Alla fine hanno prevalso le ragioni dell’economia sulle cautele per la salute. Da domani si riparte. Diciamolo, non si poteva fare diversamente. Il Paese è in ginocchio, non avrebbe retto un altro prolungamento del lockdown. Già ora sarà difficilissimo rialzarsi. Ci aspetta un autunno lacrime e sangue sotto l’aspetto economico e sociale. Restare ancora fermi, mentre tutti gli altri Paesi ripartono, ci avrebbe fatti affondare. Con un disastro probabilmente maggiore di quello del virus.
Ma i rischi sono altissimi. Le regole sulle misure prevenzione e sicurezza sono state piegate al ribasso sotto la spinta delle Regioni, a loro volta pressate da tutte le categorie produttive e dagli enormi interessi in ballo. Un “rischio calcolato”, ha cercato di rassicurare il premier Conte. Ma gli strumenti di quel calcolo non si sa bene dove e cosa siano. Viaggiamo ancora a una media di circa mille nuovi casi di contagio accertato al giorno. Sapendo che i nuovi positivi reali sono da cinque a dieci volte di più secondo le stime degli esperti, di cui quasi la metà asintomatici, cioè portatori inconsapevoli del Covid. E la bomba Lombardia (metà dei casi nazionali), che con le sciagurate scelte sanitarie dei suoi governanti ha condizionato enormemente la diffusione della pandemia, è tutt’altro che disinnescata.
In generale le cose vanno meglio. L’indice di contagiosità, è ampiamente sotto l’1 (mediamente tra lo 0,5 e lo 0,8 nelle diverse regioni), la curva continua la sua lenta discesa (ma è molto sospetta la mancanza dei dati sugli effetti della prima riapertura del 4 maggio), il drammatico aumento quotidiano dei morti (oltre 31mila) sembra rallentare, soprattutto è migliorata la situazione negli ospedali e nelle terapie intensive, che non sono più all’emergenza.
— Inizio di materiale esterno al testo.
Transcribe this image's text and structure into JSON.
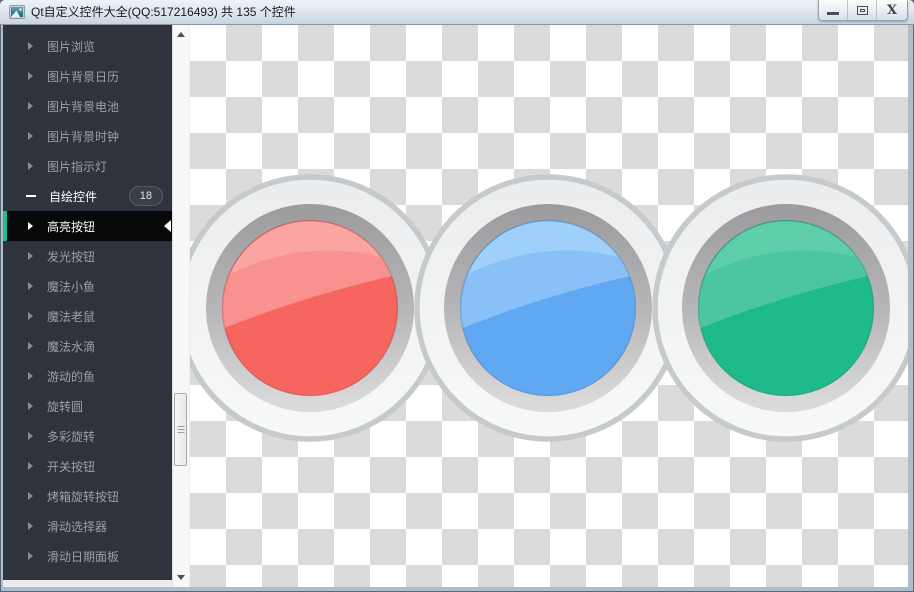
{
  "window": {
    "title": "Qt自定义控件大全(QQ:517216493) 共 135 个控件",
    "app_icon": "photo-icon",
    "close_glyph": "X",
    "controls": [
      {
        "name": "minimize",
        "icon": "minimize-icon"
      },
      {
        "name": "maximize",
        "icon": "maximize-icon"
      },
      {
        "name": "close",
        "icon": "close-icon"
      }
    ]
  },
  "sidebar": {
    "items": [
      {
        "label": "图片浏览",
        "type": "group",
        "state": "collapsed"
      },
      {
        "label": "图片背景日历",
        "type": "group",
        "state": "collapsed"
      },
      {
        "label": "图片背景电池",
        "type": "group",
        "state": "collapsed"
      },
      {
        "label": "图片背景时钟",
        "type": "group",
        "state": "collapsed"
      },
      {
        "label": "图片指示灯",
        "type": "group",
        "state": "collapsed"
      },
      {
        "label": "自绘控件",
        "type": "group",
        "state": "expanded",
        "badge": "18"
      },
      {
        "label": "高亮按钮",
        "type": "item",
        "selected": true
      },
      {
        "label": "发光按钮",
        "type": "item"
      },
      {
        "label": "魔法小鱼",
        "type": "item"
      },
      {
        "label": "魔法老鼠",
        "type": "item"
      },
      {
        "label": "魔法水滴",
        "type": "item"
      },
      {
        "label": "游动的鱼",
        "type": "item"
      },
      {
        "label": "旋转圆",
        "type": "item"
      },
      {
        "label": "多彩旋转",
        "type": "item"
      },
      {
        "label": "开关按钮",
        "type": "item"
      },
      {
        "label": "烤箱旋转按钮",
        "type": "item"
      },
      {
        "label": "滑动选择器",
        "type": "item"
      },
      {
        "label": "滑动日期面板",
        "type": "item"
      }
    ],
    "accent_color": "#19BE93"
  },
  "main": {
    "buttons": [
      {
        "name": "red-highlight-button",
        "base": "#F7655F",
        "gloss": "#F9928F",
        "streak": "#FAA5A2"
      },
      {
        "name": "blue-highlight-button",
        "base": "#61A8F3",
        "gloss": "#88C0F7",
        "streak": "#9ED0FA"
      },
      {
        "name": "green-highlight-button",
        "base": "#1FBA8B",
        "gloss": "#4CC6A1",
        "streak": "#5ECDAA"
      }
    ],
    "colors": {
      "ring_white": "#F1F2F2",
      "ring_edge": "#C7CACD",
      "ring_gray_top": "#9D9DA0",
      "ring_gray_bottom": "#DADADA",
      "checker_light": "#FFFFFF",
      "checker_dark": "#DBDBDB"
    }
  }
}
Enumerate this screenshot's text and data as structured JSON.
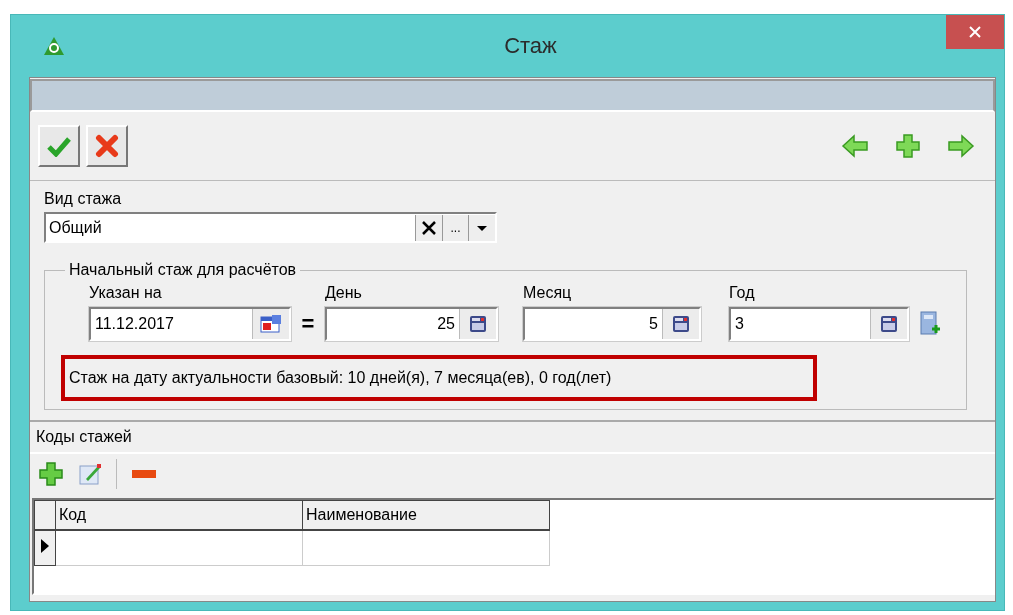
{
  "window": {
    "title": "Стаж"
  },
  "type_field": {
    "label": "Вид стажа",
    "value": "Общий",
    "browse": "..."
  },
  "initial_group": {
    "title": "Начальный стаж для расчётов",
    "fields": [
      {
        "label": "Указан на",
        "value": "11.12.2017",
        "kind": "date",
        "right_aligned": false
      },
      {
        "label": "День",
        "value": "25",
        "kind": "number",
        "right_aligned": true
      },
      {
        "label": "Месяц",
        "value": "5",
        "kind": "number",
        "right_aligned": true
      },
      {
        "label": "Год",
        "value": "3",
        "kind": "number",
        "right_aligned": false
      }
    ],
    "equals": "=",
    "summary": "Стаж на дату актуальности базовый:  10 дней(я), 7 месяца(ев), 0 год(лет)"
  },
  "codes": {
    "title": "Коды стажей",
    "columns": [
      "Код",
      "Наименование"
    ],
    "rows": [
      {
        "selected": true
      }
    ]
  }
}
E si spera che il caldo e la vita all’aria aperta d’estate abbia un ulteriore effetto rallentamento.
Quello che non va meglio è, invece, il contrasto al virus. Abbiamo visto in queste ultime settimane un gran proliferare di protocolli sulle regole di convivenza col virus, ma pochissimi passi avanti sulle famose tre T. Sui tamponi siamo ancora fermi, sul tracciamento dei contagi pure, sul trattamento e isolamento sicuro dei malati idem. Il lavoro che andava fatto nei due mesi di lockdown è ancora di là da venire. Siamo ancora agli annunci di quel che si dovrà fare nei prossimi mesi.
L’ultimo paradosso, su questo fronte, è quello dei test sierologici. Quelli al personale sanitario li sta facendo, con grande ritardo, la sanità pubblica. Per quelli ai lavoratori delle aziende e ai singoli cittadini, a lungo inspiegabilmente osteggiati, ci si è infine affidati ai privati. I test possono essere un contributo importante a fare ciò che non si è riusciti a fare finora: mappare il virus, soprattutto gli asintomatici. E senza costi per lo Stato, dal momento che sono a pagamento. Chi li fa, se ha gli anticorpi al virus, dovrebbe però poter fare subito il tampone per sapere se è o meno infetto. Cosa che la sanità pubblica non è in grado di fare. Così chi si sottopone al test rischia di dover rimanere in quarantena per un tempo indefinito. Così, dopo la valanga di richieste iniziali, già fioccano le disdette dei datori di lavoro e dei privati cittadini, terrorizzati dal dover rimanere chiusi in casa un altro mese o due.